Ian was a Black Country boy turned West Country man. He was introduced to Dartmoor in 1952 by his then University tutor. In 1971 he became the County Conservation Officer for Devon where he had responsibility for the warden and information services of the Dartmoor National Park Committee. In 1973 he was appointed as the first National Park Officer for Dartmoor – a post that he held for 17 years.
Ian had a desire to ensure that Dartmoor remained a grazed landscape and that the families who have sustained it through the generations remain a part of it for generations to come. He helped steer the Dartmoor Commons Act 1985 through Parliament – a pioneering piece of legislation that provided a precedent for upland commons management. During his ‘so-called retirement’ Ian was invited by the Commoners to Chair the Commoners’ Council. An accolade that meant a lot to him: “Was ever such an honour offered to someone who felt he already owed the landscape, which the Council oversees, so much?

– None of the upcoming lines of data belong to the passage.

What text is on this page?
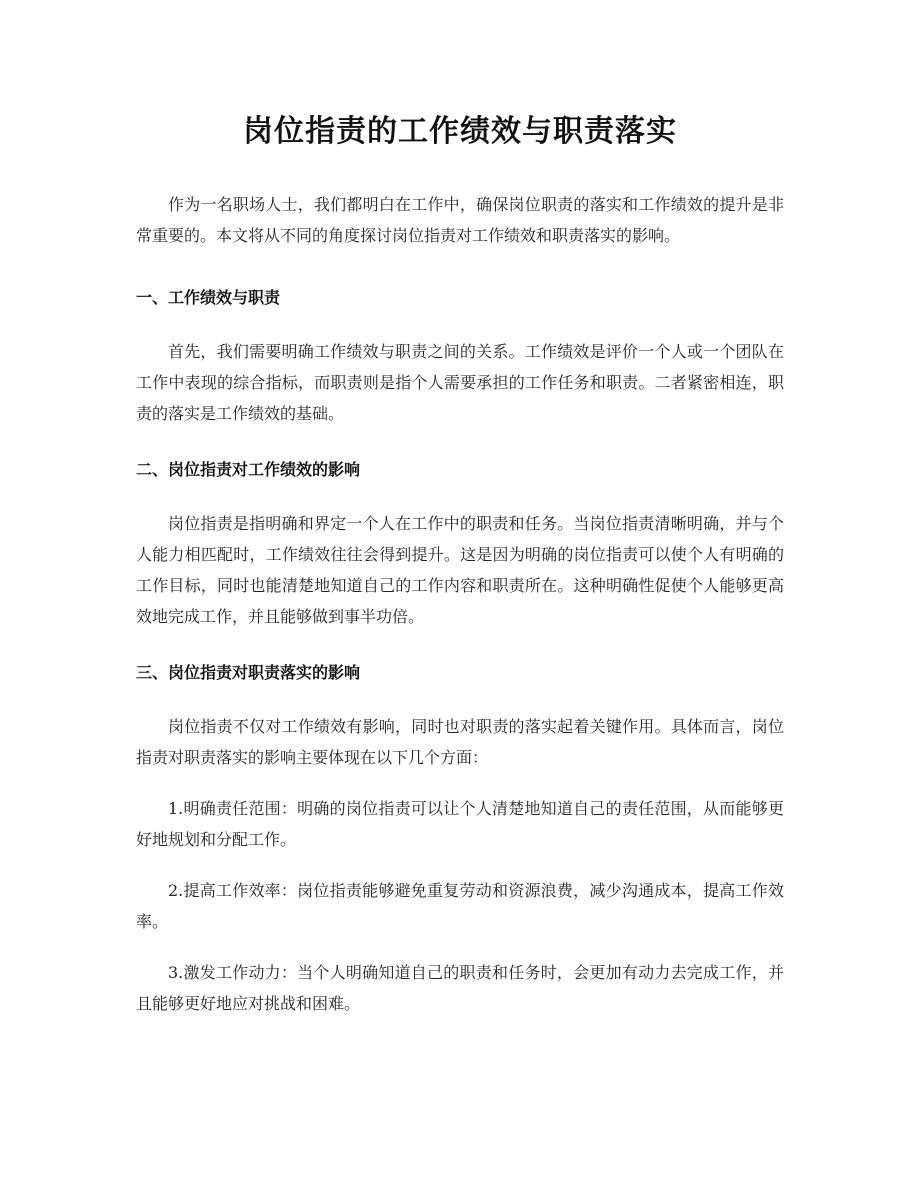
岗位指责的工作绩效与职责落实

作为一名职场人士，我们都明白在工作中，确保岗位职责的落实和工作绩效的提升是非常重要的。本文将从不同的角度探讨岗位指责对工作绩效和职责落实的影响。

一、工作绩效与职责

首先，我们需要明确工作绩效与职责之间的关系。工作绩效是评价一个人或一个团队在工作中表现的综合指标，而职责则是指个人需要承担的工作任务和职责。二者紧密相连，职责的落实是工作绩效的基础。

二、岗位指责对工作绩效的影响

岗位指责是指明确和界定一个人在工作中的职责和任务。当岗位指责清晰明确，并与个人能力相匹配时，工作绩效往往会得到提升。这是因为明确的岗位指责可以使个人有明确的工作目标，同时也能清楚地知道自己的工作内容和职责所在。这种明确性促使个人能够更高效地完成工作，并且能够做到事半功倍。

三、岗位指责对职责落实的影响

岗位指责不仅对工作绩效有影响，同时也对职责的落实起着关键作用。具体而言，岗位指责对职责落实的影响主要体现在以下几个方面：

1.明确责任范围：明确的岗位指责可以让个人清楚地知道自己的责任范围，从而能够更好地规划和分配工作。

2.提高工作效率：岗位指责能够避免重复劳动和资源浪费，减少沟通成本，提高工作效率。

3.激发工作动力：当个人明确知道自己的职责和任务时，会更加有动力去完成工作，并且能够更好地应对挑战和困难。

He championed the use of management agreements to secure both the Dartmoor landscape and assist the faming families he thought so important. More recently he was involved in Dartmoor Farming Futures – an award winning initiative to provide farmers on Dartmoor with greater involvement in the design, delivery and monitoring of agri-environment agreements.
At the last UK National Parks conference in 2015, held in his beloved Dartmoor, Ian was presented with the ‘Order of the National Parks’ – a heart-felt thank you from the National Park family for his life-time of achievements and inspiration.
I count myself lucky in that I had the privilege to work with Ian. First in Wales, when he was Chief Executive of the Countryside Council for Wales, and then when I was appointed as the third National Park Officer for Dartmoor. Ian was a larger than life character with an ability to command a room, a thinker and a visionary. He was a delight to work with, had an encyclopaedic knowledge of Dartmoor and an instinct for what would and would not work. Despite his many achievements he was humble and always genuine. He leaves a lasting legacy: his contribution to a living landscape and a National Park for future generations to enjoy.